Throughout the ages, the Psalms have been the bedrock of Christian worship, both for individuals and the gathered community. The Psalms provide us with a range of emotional responses to God and our environment, as well as teaching us how to pray. Above all else, the Psalms are breathed out by the Spirit of God, so they reveal to us, as Ray Van Neste says, “how great, wonderful, magnificent, wise, and utterly awe-inspiring” God is! In the Psalms, God is inviting us into conversation with him and that is such a rich blessing for us.

So we are going to take a journey over the next five weeks of praying some of the Psalms together. This is not simply a reading plan, but an avenue to soak in the beauty of God’s word and spend time with the Lord. Since there are many different types of Psalms, each week is going to focus on one particular Psalm that represents that genre. So for the 5 weeks, we’ll be praying and reflecting on the genres of Hymn, Lament, Thanksgiving, Kingship, and Remembrance. For example, in week 3 we will be reading and praying Psalm 13, which is a psalm of lament. Each of the five weeks will have a short meditation on each psalm, but the hope is that we spend time throughout the week praying and reflecting on the words of the psalm, allowing ourselves space to listen to the Lord and to have the words of Scripture on our hearts as we pray throughout the day.

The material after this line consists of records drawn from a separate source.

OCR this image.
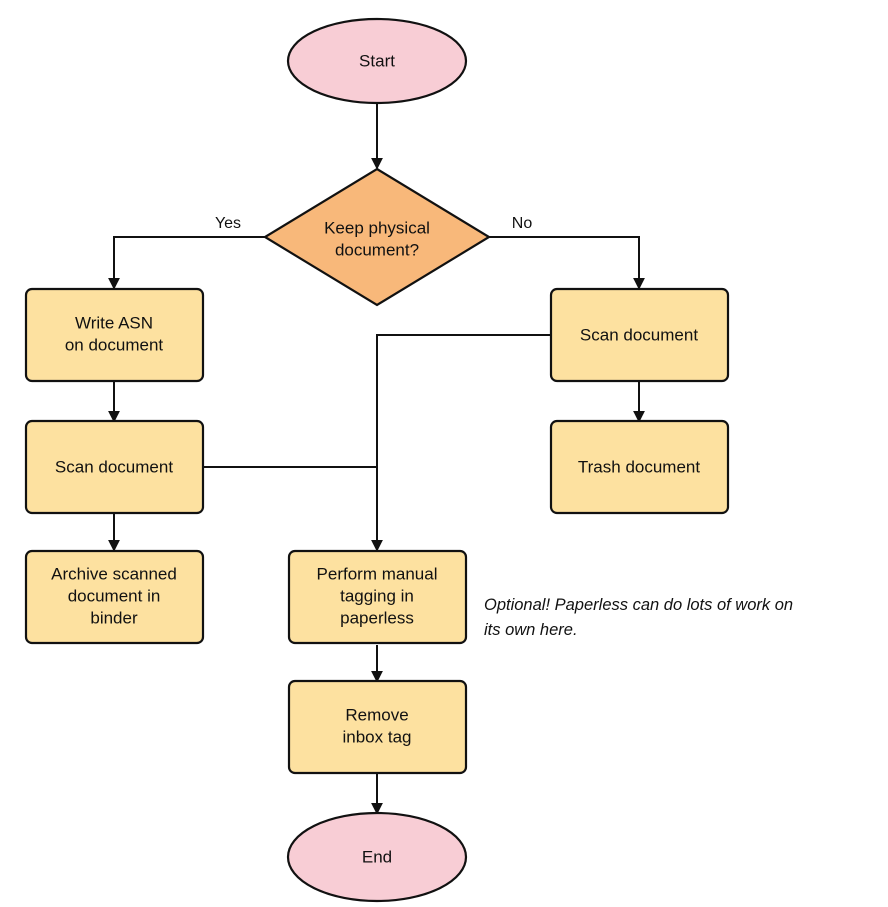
Yes	No
Start
Keep physical
document?
Write ASN
on document
Scan document
Archive scanned
document in
binder
Scan document
Trash document
Perform manual
tagging in
paperless
Remove
inbox tag
End
Optional! Paperless can do lots of work on
its own here.
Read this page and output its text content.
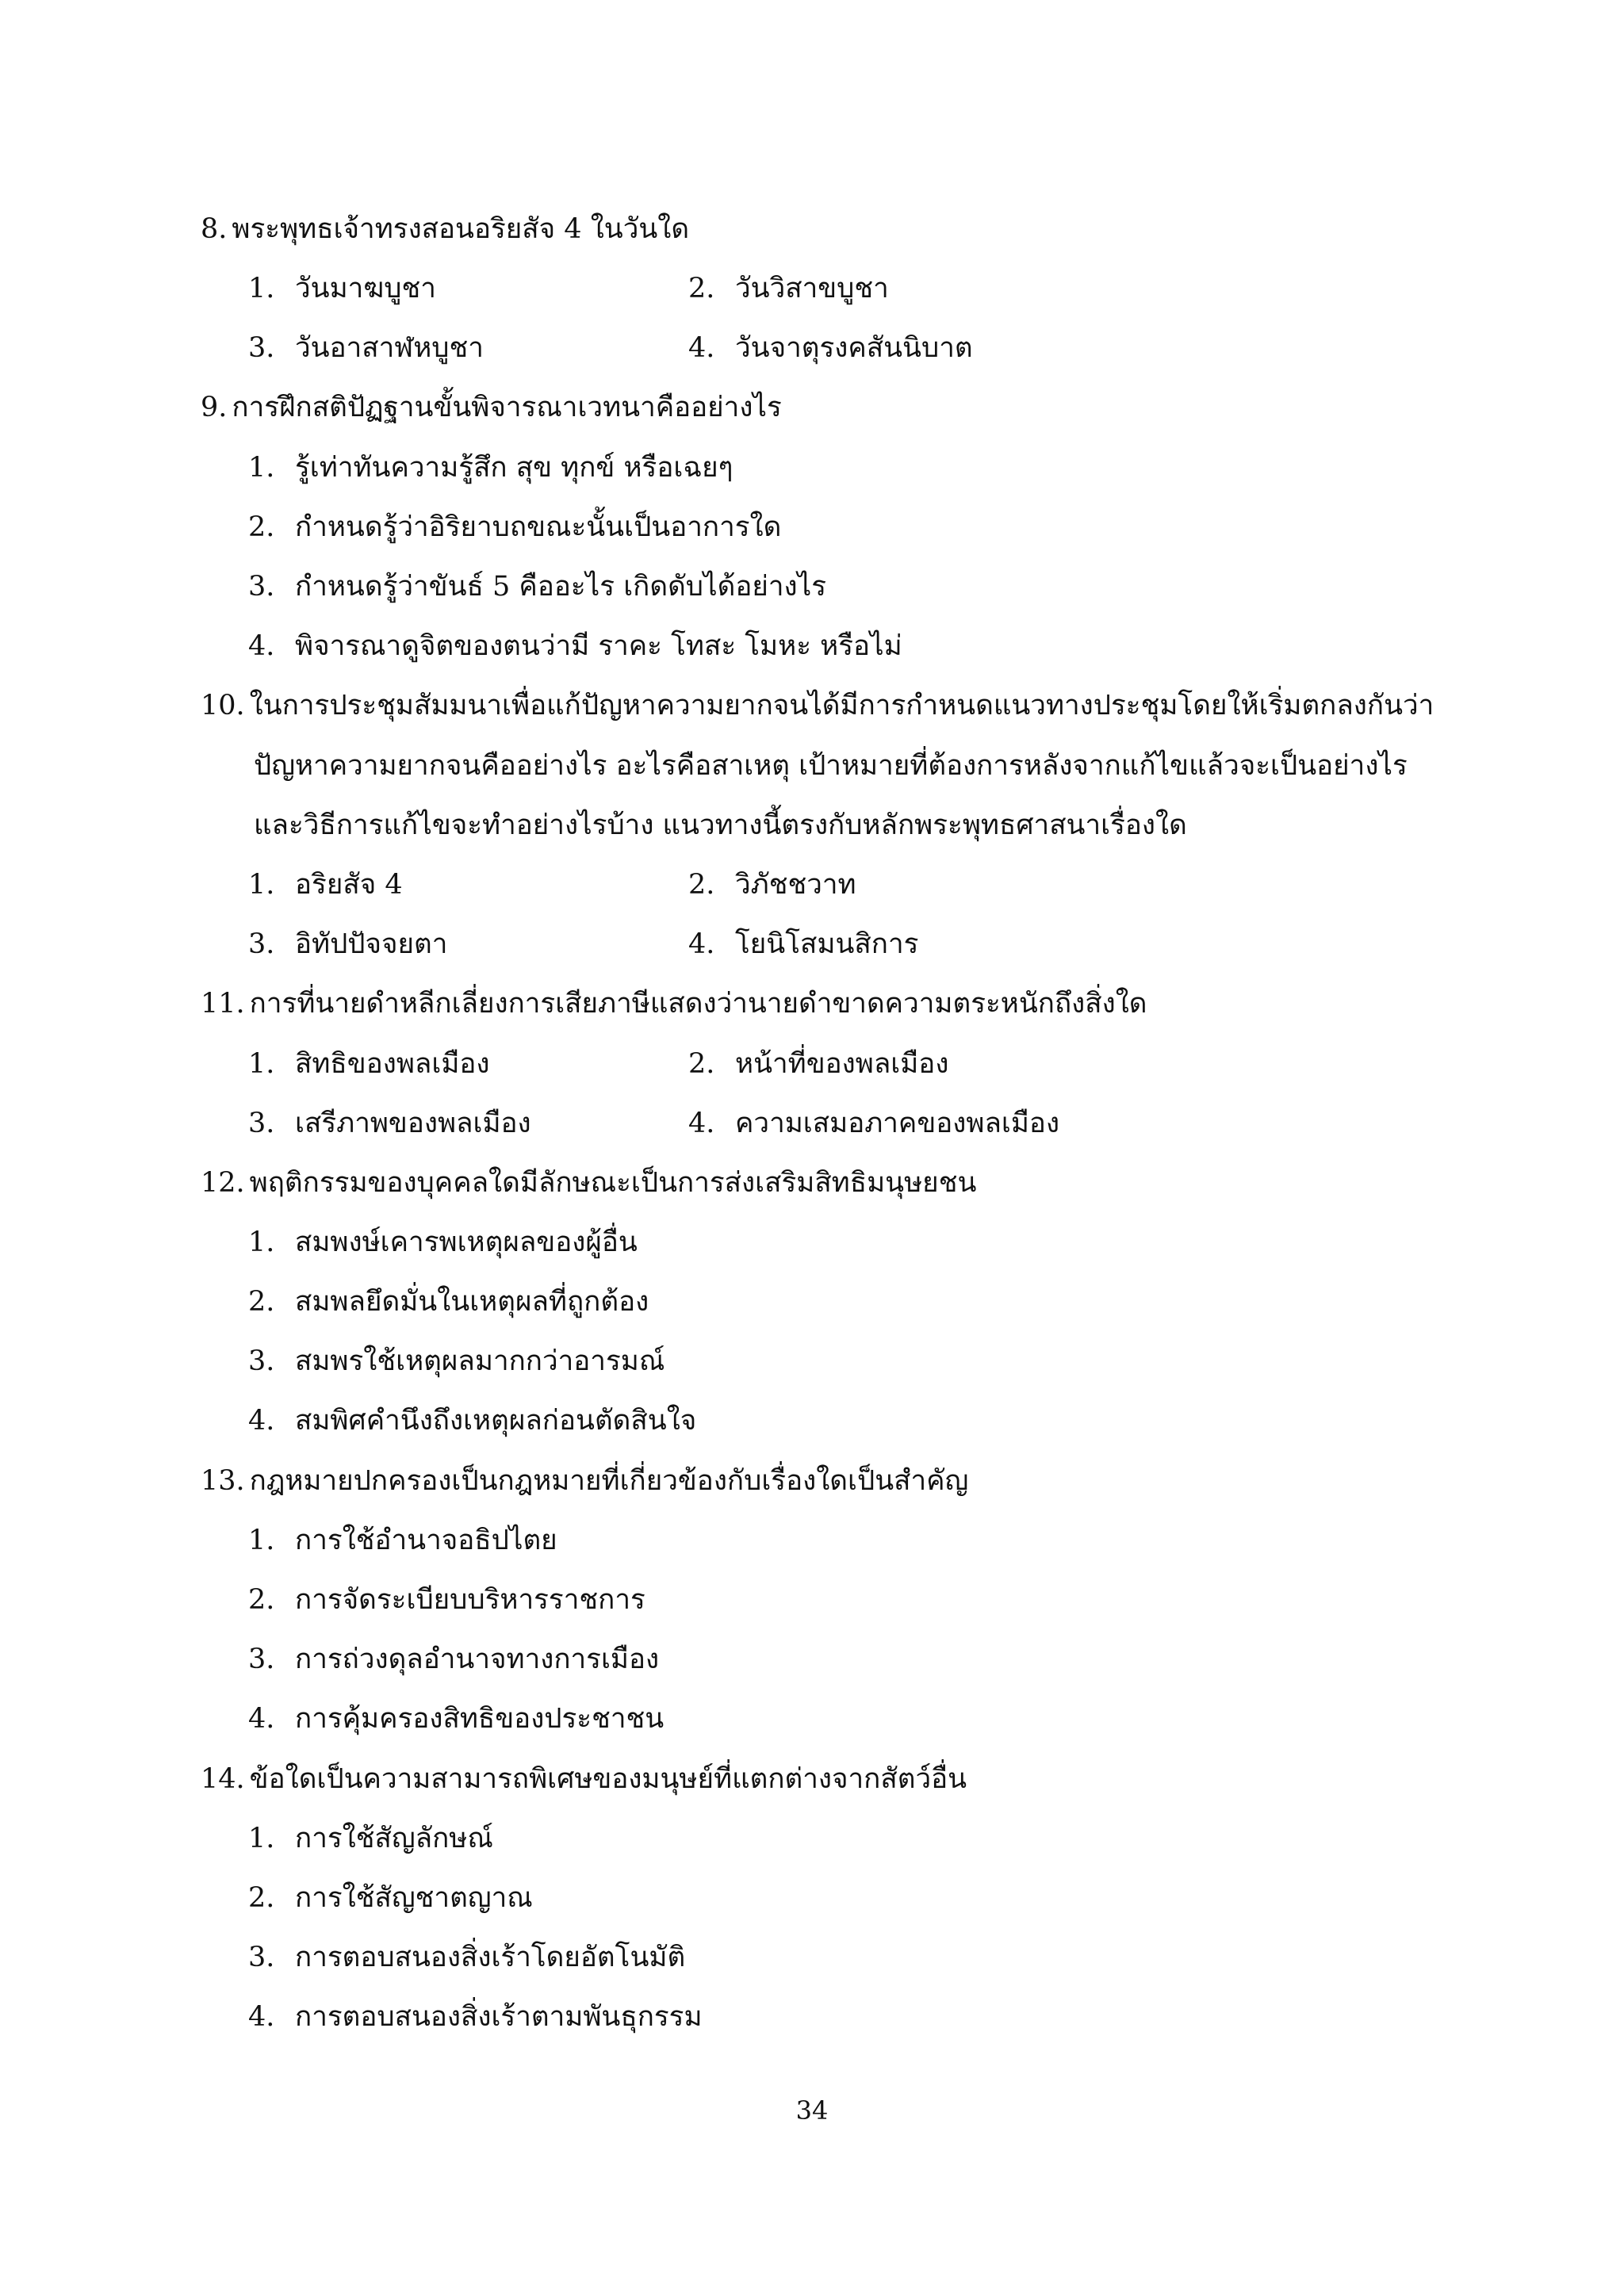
8. พระพุทธเจ้าทรงสอนอริยสัจ 4 ในวันใด
1. วันมาฆบูชา	2. วันวิสาขบูชา
3. วันอาสาฬหบูชา	4. วันจาตุรงคสันนิบาต
9. การฝึกสติปัฏฐานขั้นพิจารณาเวทนาคืออย่างไร
1. รู้เท่าทันความรู้สึก สุข ทุกข์ หรือเฉยๆ
2. กำหนดรู้ว่าอิริยาบถขณะนั้นเป็นอาการใด
3. กำหนดรู้ว่าขันธ์ 5 คืออะไร เกิดดับได้อย่างไร
4. พิจารณาดูจิตของตนว่ามี ราคะ โทสะ โมหะ หรือไม่
10. ในการประชุมสัมมนาเพื่อแก้ปัญหาความยากจนได้มีการกำหนดแนวทางประชุมโดยให้เริ่มตกลงกันว่า
ปัญหาความยากจนคืออย่างไร อะไรคือสาเหตุ เป้าหมายที่ต้องการหลังจากแก้ไขแล้วจะเป็นอย่างไร
และวิธีการแก้ไขจะทำอย่างไรบ้าง แนวทางนี้ตรงกับหลักพระพุทธศาสนาเรื่องใด
1. อริยสัจ 4	2. วิภัชชวาท
3. อิทัปปัจจยตา	4. โยนิโสมนสิการ
11. การที่นายดำหลีกเลี่ยงการเสียภาษีแสดงว่านายดำขาดความตระหนักถึงสิ่งใด
1. สิทธิของพลเมือง	2. หน้าที่ของพลเมือง
3. เสรีภาพของพลเมือง	4. ความเสมอภาคของพลเมือง
12. พฤติกรรมของบุคคลใดมีลักษณะเป็นการส่งเสริมสิทธิมนุษยชน
1. สมพงษ์เคารพเหตุผลของผู้อื่น
2. สมพลยึดมั่นในเหตุผลที่ถูกต้อง
3. สมพรใช้เหตุผลมากกว่าอารมณ์
4. สมพิศคำนึงถึงเหตุผลก่อนตัดสินใจ
13. กฎหมายปกครองเป็นกฎหมายที่เกี่ยวข้องกับเรื่องใดเป็นสำคัญ
1. การใช้อำนาจอธิปไตย
2. การจัดระเบียบบริหารราชการ
3. การถ่วงดุลอำนาจทางการเมือง
4. การคุ้มครองสิทธิของประชาชน
14. ข้อใดเป็นความสามารถพิเศษของมนุษย์ที่แตกต่างจากสัตว์อื่น
1. การใช้สัญลักษณ์
2. การใช้สัญชาตญาณ
3. การตอบสนองสิ่งเร้าโดยอัตโนมัติ
4. การตอบสนองสิ่งเร้าตามพันธุกรรม
34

As we focus on a particular psalm each week, I wanted to give you some guidelines for praying with Scripture. Keep in mind this is different from Bible study. You may want to set aside 10 minutes or so during the day to give yourself space to listen and reflect. Though there are countless ways to engage in this activity, here are a few suggestions to help get you started:

  1. Begin by quieting your heart. Take some deep breaths and focus on trying to slow down the busyness of your mind and heart. In the short words of Psalm 40: Be still.
  2. Acknowledge that God is present with you and take a few moments and rest in his presence.
  3. Read the Psalm slowly and prayerfully several times. Try to read the Psalm in its entirety a few times and allow the words to penetrate your heart. It may help to read it out loud also.
  4. If there are any phrases or words that jump out at you, follow where the Spirit may be leading you and spend some time in prayer. You may want to simply repeat a small portion of the psalm as you pray. Allow yourself some space to keep coming back to that thought throughout the day.